Julie Biron says the reason she chose business law is that it satisfied her curious nature. “It takes a curiosity about how things work,” she says. “I also wanted to see how I could contribute to the businesses of my clients and I wanted to understand the economic world.”

Thierry Lavigne-Martel says his work is focused on helping entrepreneurs obtain corporate financing, aiding them in selling their businesses, arranging succession plans and reorganizing companies to increase profitability.

His career path has been distinct from that of business lawyer Frédéric Gilbert, a senior partner at Fasken Martineau who, as a commercial litigator, works to settle and circumvent disputes for his clients before they get to court. “But when that’s impossible, I advise my clients and represent them in the context of litigation,” says Gilbert.

The right set of skills

He says business lawyers need a particular skill set to succeed in their field. “The quality of your language, both written and spoken, is important. Judges are sophisticated people and before you start your trial date, the judge has read all the written proceedings,” Gilbert says. “The court makes its first opinion on a case based on those written proceedings so your capacity to express yourself and be convincing is important.”

Another important skill for litigators, he says, is the ability to listen. “If you can listen well to your client and during litigation, you can become a dreaded, efficient litigator.”

Team work and the ability to get along with others are also key, says Simon Potter, as is a willingness to pursue continual learning. “After law school, you should expect to continue learning for the next 20 years,” he says. “When you’re looking for a position, look for a place where you can continue to learn. Large law firms put a premium on continuous learning. It’s the same if you practice law in government.”

Ideally, says Virginie Arbour, it helps to have a business sense. “People who do well in business law are those who have worked in business,” she says. “It helps them understand how companies work. Working as an in-house lawyer also helps you understand the internal language of a company. You can’t give clients solutions without understanding how a company works. You have to complement your law studies with business classes.”

As a recruiter in her firm, Arbour sees an increasing number of graduates who say they want to practice business law. “I think it’s becoming more popular than other sectors,” she says.

Potter has some advice for aspiring law students who are considering a career in business law. “Find a firm that specializes in what you’re sure you want to do,” he says. “Alternatively, find a place where you can dabble in it for a while to see if you like it.”

Many challenges

Like other careers, business law has its challenges. “The rise in the number of rules and laws that apply to this area makes the practice of business law complex,” says Biron.

Lavigne-Martel concurs. “My biggest challenge is staying up-to-date with all the changes in the law and the way the law is interpreted by tax authorities,” he says.

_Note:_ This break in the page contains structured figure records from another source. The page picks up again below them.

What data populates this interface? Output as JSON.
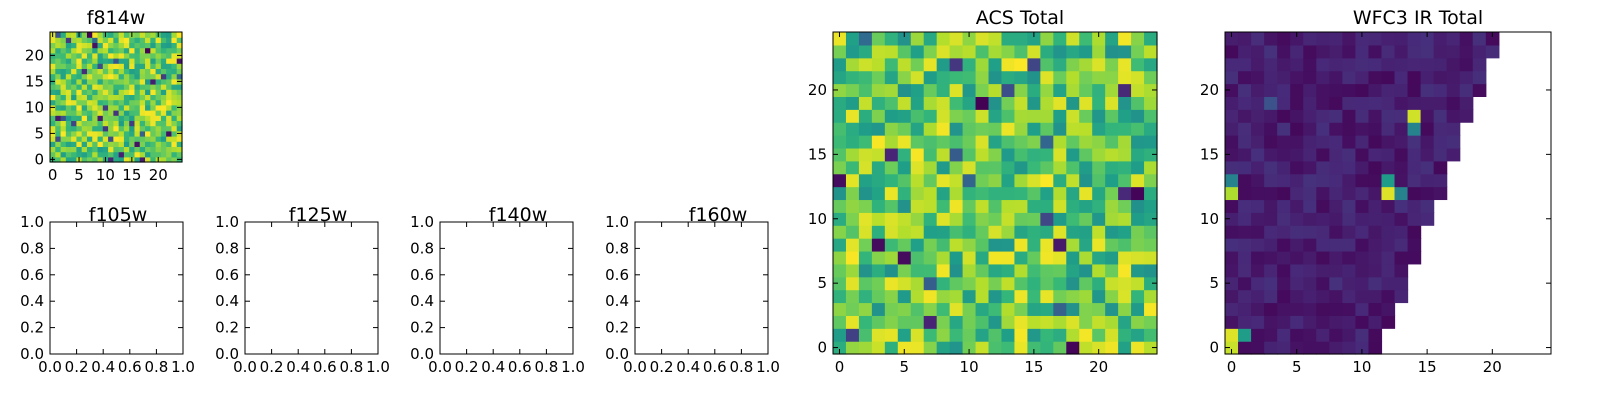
{
  "chart_data": [
    {
      "type": "heatmap",
      "title": "f814w",
      "xlim": [
        -0.5,
        24.5
      ],
      "ylim": [
        -0.5,
        24.5
      ],
      "xticks": [
        0,
        5,
        10,
        15,
        20
      ],
      "yticks": [
        0,
        5,
        10,
        15,
        20
      ],
      "xticklabels": [
        "0",
        "5",
        "10",
        "15",
        "20"
      ],
      "yticklabels": [
        "0",
        "5",
        "10",
        "15",
        "20"
      ],
      "grid": false,
      "colormap": "viridis",
      "origin": "lower",
      "size": [
        25,
        25
      ],
      "seed": 11,
      "value_range": [
        0.55,
        1.0
      ],
      "dark_fraction": 0.04,
      "nan_triangle": false
    },
    {
      "type": "empty_axes",
      "title": "f105w",
      "xlim": [
        0,
        1
      ],
      "ylim": [
        0,
        1
      ],
      "xticklabels": [
        "0.0",
        "0.2",
        "0.4",
        "0.6",
        "0.8",
        "1.0"
      ],
      "yticklabels": [
        "0.0",
        "0.2",
        "0.4",
        "0.6",
        "0.8",
        "1.0"
      ]
    },
    {
      "type": "empty_axes",
      "title": "f125w",
      "xlim": [
        0,
        1
      ],
      "ylim": [
        0,
        1
      ],
      "xticklabels": [
        "0.0",
        "0.2",
        "0.4",
        "0.6",
        "0.8",
        "1.0"
      ],
      "yticklabels": [
        "0.0",
        "0.2",
        "0.4",
        "0.6",
        "0.8",
        "1.0"
      ]
    },
    {
      "type": "empty_axes",
      "title": "f140w",
      "xlim": [
        0,
        1
      ],
      "ylim": [
        0,
        1
      ],
      "xticklabels": [
        "0.0",
        "0.2",
        "0.4",
        "0.6",
        "0.8",
        "1.0"
      ],
      "yticklabels": [
        "0.0",
        "0.2",
        "0.4",
        "0.6",
        "0.8",
        "1.0"
      ]
    },
    {
      "type": "empty_axes",
      "title": "f160w",
      "xlim": [
        0,
        1
      ],
      "ylim": [
        0,
        1
      ],
      "xticklabels": [
        "0.0",
        "0.2",
        "0.4",
        "0.6",
        "0.8",
        "1.0"
      ],
      "yticklabels": [
        "0.0",
        "0.2",
        "0.4",
        "0.6",
        "0.8",
        "1.0"
      ]
    },
    {
      "type": "heatmap",
      "title": "ACS Total",
      "xlim": [
        -0.5,
        24.5
      ],
      "ylim": [
        -0.5,
        24.5
      ],
      "xticks": [
        0,
        5,
        10,
        15,
        20
      ],
      "yticks": [
        0,
        5,
        10,
        15,
        20
      ],
      "xticklabels": [
        "0",
        "5",
        "10",
        "15",
        "20"
      ],
      "yticklabels": [
        "0",
        "5",
        "10",
        "15",
        "20"
      ],
      "grid": false,
      "colormap": "viridis",
      "origin": "lower",
      "size": [
        25,
        25
      ],
      "seed": 29,
      "value_range": [
        0.5,
        1.0
      ],
      "dark_fraction": 0.03,
      "nan_triangle": false
    },
    {
      "type": "heatmap",
      "title": "WFC3 IR Total",
      "xlim": [
        -0.5,
        24.5
      ],
      "ylim": [
        -0.5,
        24.5
      ],
      "xticks": [
        0,
        5,
        10,
        15,
        20
      ],
      "yticks": [
        0,
        5,
        10,
        15,
        20
      ],
      "xticklabels": [
        "0",
        "5",
        "10",
        "15",
        "20"
      ],
      "yticklabels": [
        "0",
        "5",
        "10",
        "15",
        "20"
      ],
      "grid": false,
      "colormap": "viridis",
      "origin": "lower",
      "size": [
        25,
        25
      ],
      "seed": 53,
      "value_range": [
        0.02,
        0.14
      ],
      "dark_fraction": 0.0,
      "nan_triangle": true,
      "hot_pixels": [
        {
          "x": 0,
          "y": 0,
          "v": 0.92
        },
        {
          "x": 0,
          "y": 1,
          "v": 0.95
        },
        {
          "x": 1,
          "y": 1,
          "v": 0.55
        },
        {
          "x": 0,
          "y": 12,
          "v": 0.88
        },
        {
          "x": 0,
          "y": 13,
          "v": 0.45
        },
        {
          "x": 12,
          "y": 12,
          "v": 0.95
        },
        {
          "x": 12,
          "y": 13,
          "v": 0.55
        },
        {
          "x": 13,
          "y": 12,
          "v": 0.45
        },
        {
          "x": 14,
          "y": 18,
          "v": 0.93
        },
        {
          "x": 14,
          "y": 17,
          "v": 0.45
        },
        {
          "x": 3,
          "y": 19,
          "v": 0.25
        }
      ]
    }
  ]
}
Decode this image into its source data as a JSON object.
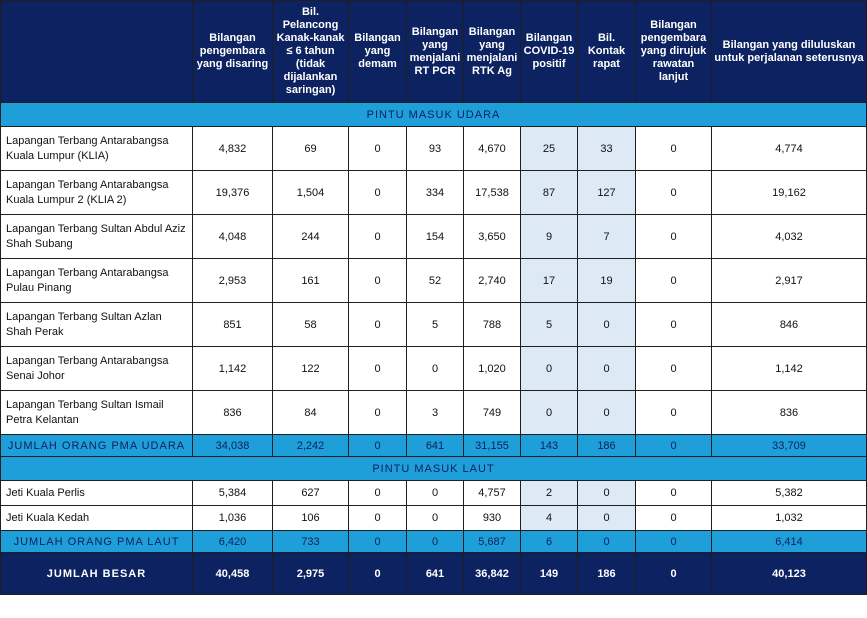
{
  "headers": [
    "",
    "Bilangan pengembara yang disaring",
    "Bil. Pelancong Kanak-kanak ≤ 6 tahun (tidak dijalankan saringan)",
    "Bilangan yang demam",
    "Bilangan yang menjalani RT PCR",
    "Bilangan yang menjalani RTK Ag",
    "Bilangan COVID-19 positif",
    "Bil. Kontak rapat",
    "Bilangan pengembara yang dirujuk rawatan lanjut",
    "Bilangan yang diluluskan untuk perjalanan seterusnya"
  ],
  "sections": {
    "air": "PINTU MASUK UDARA",
    "sea": "PINTU MASUK LAUT"
  },
  "air_rows": [
    {
      "name": "Lapangan Terbang Antarabangsa Kuala Lumpur (KLIA)",
      "cells": [
        "4,832",
        "69",
        "0",
        "93",
        "4,670",
        "25",
        "33",
        "0",
        "4,774"
      ]
    },
    {
      "name": "Lapangan Terbang Antarabangsa Kuala Lumpur 2 (KLIA 2)",
      "cells": [
        "19,376",
        "1,504",
        "0",
        "334",
        "17,538",
        "87",
        "127",
        "0",
        "19,162"
      ]
    },
    {
      "name": "Lapangan Terbang Sultan Abdul Aziz Shah Subang",
      "cells": [
        "4,048",
        "244",
        "0",
        "154",
        "3,650",
        "9",
        "7",
        "0",
        "4,032"
      ]
    },
    {
      "name": "Lapangan Terbang Antarabangsa Pulau Pinang",
      "cells": [
        "2,953",
        "161",
        "0",
        "52",
        "2,740",
        "17",
        "19",
        "0",
        "2,917"
      ]
    },
    {
      "name": "Lapangan Terbang Sultan Azlan Shah Perak",
      "cells": [
        "851",
        "58",
        "0",
        "5",
        "788",
        "5",
        "0",
        "0",
        "846"
      ]
    },
    {
      "name": "Lapangan Terbang Antarabangsa Senai Johor",
      "cells": [
        "1,142",
        "122",
        "0",
        "0",
        "1,020",
        "0",
        "0",
        "0",
        "1,142"
      ]
    },
    {
      "name": "Lapangan Terbang Sultan Ismail Petra Kelantan",
      "cells": [
        "836",
        "84",
        "0",
        "3",
        "749",
        "0",
        "0",
        "0",
        "836"
      ]
    }
  ],
  "air_total": {
    "name": "JUMLAH ORANG PMA UDARA",
    "cells": [
      "34,038",
      "2,242",
      "0",
      "641",
      "31,155",
      "143",
      "186",
      "0",
      "33,709"
    ]
  },
  "sea_rows": [
    {
      "name": "Jeti Kuala Perlis",
      "cells": [
        "5,384",
        "627",
        "0",
        "0",
        "4,757",
        "2",
        "0",
        "0",
        "5,382"
      ]
    },
    {
      "name": "Jeti Kuala Kedah",
      "cells": [
        "1,036",
        "106",
        "0",
        "0",
        "930",
        "4",
        "0",
        "0",
        "1,032"
      ]
    }
  ],
  "sea_total": {
    "name": "JUMLAH ORANG PMA LAUT",
    "cells": [
      "6,420",
      "733",
      "0",
      "0",
      "5,687",
      "6",
      "0",
      "0",
      "6,414"
    ]
  },
  "grand_total": {
    "name": "JUMLAH BESAR",
    "cells": [
      "40,458",
      "2,975",
      "0",
      "641",
      "36,842",
      "149",
      "186",
      "0",
      "40,123"
    ]
  },
  "colors": {
    "header_bg": "#0d2260",
    "section_bg": "#1f9fd9",
    "highlight_bg": "#dde9f5"
  }
}
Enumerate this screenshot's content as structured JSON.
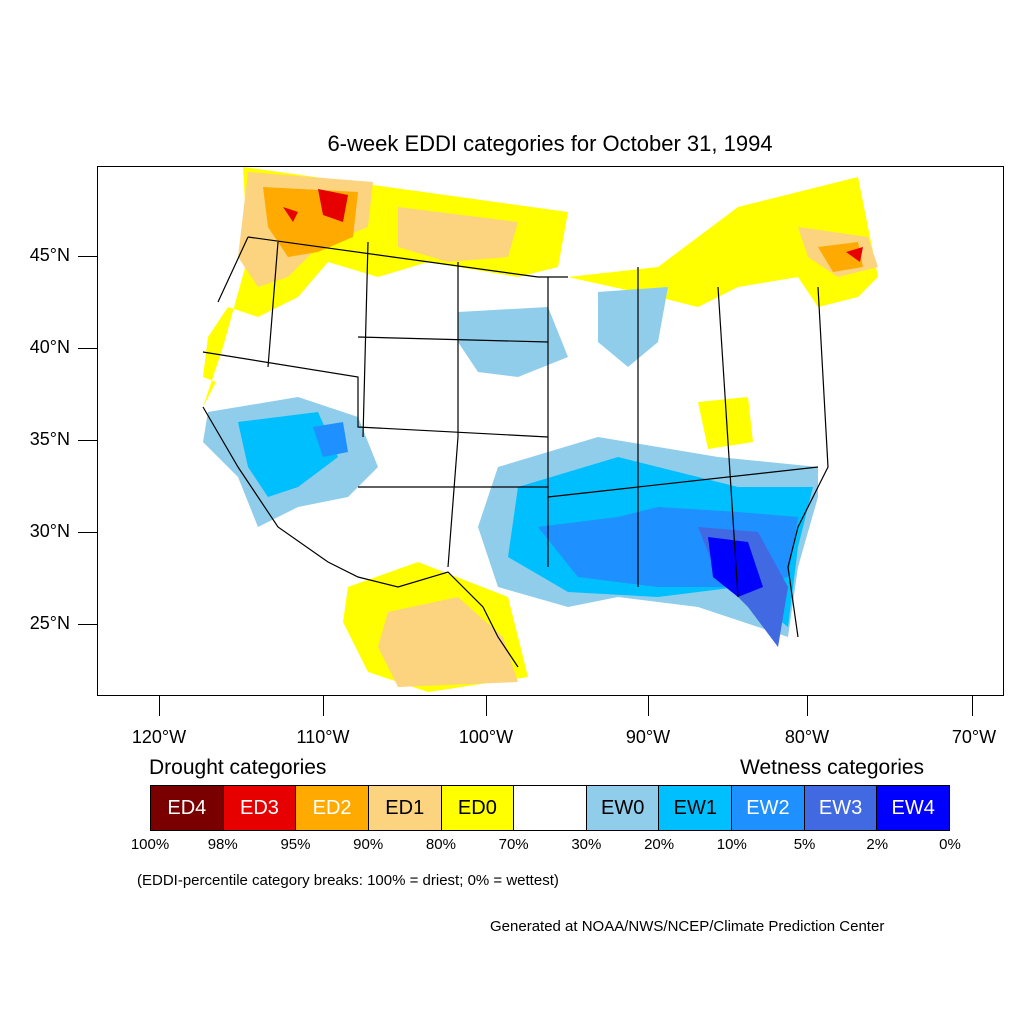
{
  "title": "6-week EDDI categories for October 31, 1994",
  "lat_labels": [
    "45°N",
    "40°N",
    "35°N",
    "30°N",
    "25°N"
  ],
  "lon_labels": [
    "120°W",
    "110°W",
    "100°W",
    "90°W",
    "80°W",
    "70°W"
  ],
  "legend": {
    "drought_heading": "Drought categories",
    "wetness_heading": "Wetness categories",
    "categories": [
      {
        "label": "ED4",
        "color": "#7a0000",
        "text_color": "#ffffff"
      },
      {
        "label": "ED3",
        "color": "#e60000",
        "text_color": "#ffffff"
      },
      {
        "label": "ED2",
        "color": "#ffaa00",
        "text_color": "#ffffff"
      },
      {
        "label": "ED1",
        "color": "#fcd37f",
        "text_color": "#000000"
      },
      {
        "label": "ED0",
        "color": "#ffff00",
        "text_color": "#000000"
      },
      {
        "label": "",
        "color": "#ffffff",
        "text_color": "#000000"
      },
      {
        "label": "EW0",
        "color": "#8fcdeb",
        "text_color": "#000000"
      },
      {
        "label": "EW1",
        "color": "#00bfff",
        "text_color": "#000000"
      },
      {
        "label": "EW2",
        "color": "#1e90ff",
        "text_color": "#ffffff"
      },
      {
        "label": "EW3",
        "color": "#4169e1",
        "text_color": "#ffffff"
      },
      {
        "label": "EW4",
        "color": "#0000ff",
        "text_color": "#ffffff"
      }
    ],
    "breaks": [
      "100%",
      "98%",
      "95%",
      "90%",
      "80%",
      "70%",
      "30%",
      "20%",
      "10%",
      "5%",
      "2%",
      "0%"
    ]
  },
  "note": "(EDDI-percentile category breaks: 100% = driest; 0% = wettest)",
  "credit": "Generated at NOAA/NWS/NCEP/Climate Prediction Center"
}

Another challenge is finding a work-life balance. A father of three children, Lavigne-Martel works between 40 and 60 hours a week in addition to performing volunteer work. Juggling all those obligations requires prioritizing, he says. Generating business adds to the work load. “You’re always marketing yourself because you’re self-employed,” he says.

“Finding and keeping clients can be a challenge because everyone’s competing for the same clients,” says Biron.

Despite that, people who do this work say they wouldn’t want to do anything else.

“I like the contact with business owners,” says Lavigne-Martel. “They’re creative people. Right now, my work is with people who are selling their businesses, transferring their businesses to their children or reorganizing to become more profitable. I like being intellectually stimulated from this work.”

Gilbert enjoys the same elements in his work. “The clients are usually educated and sophisticated so you learn about their businesses. In fact, you enter those worlds through a very privileged door.”

Finally, says Potter, “there is an enormous demand for good lawyers, people who enjoy what they do.”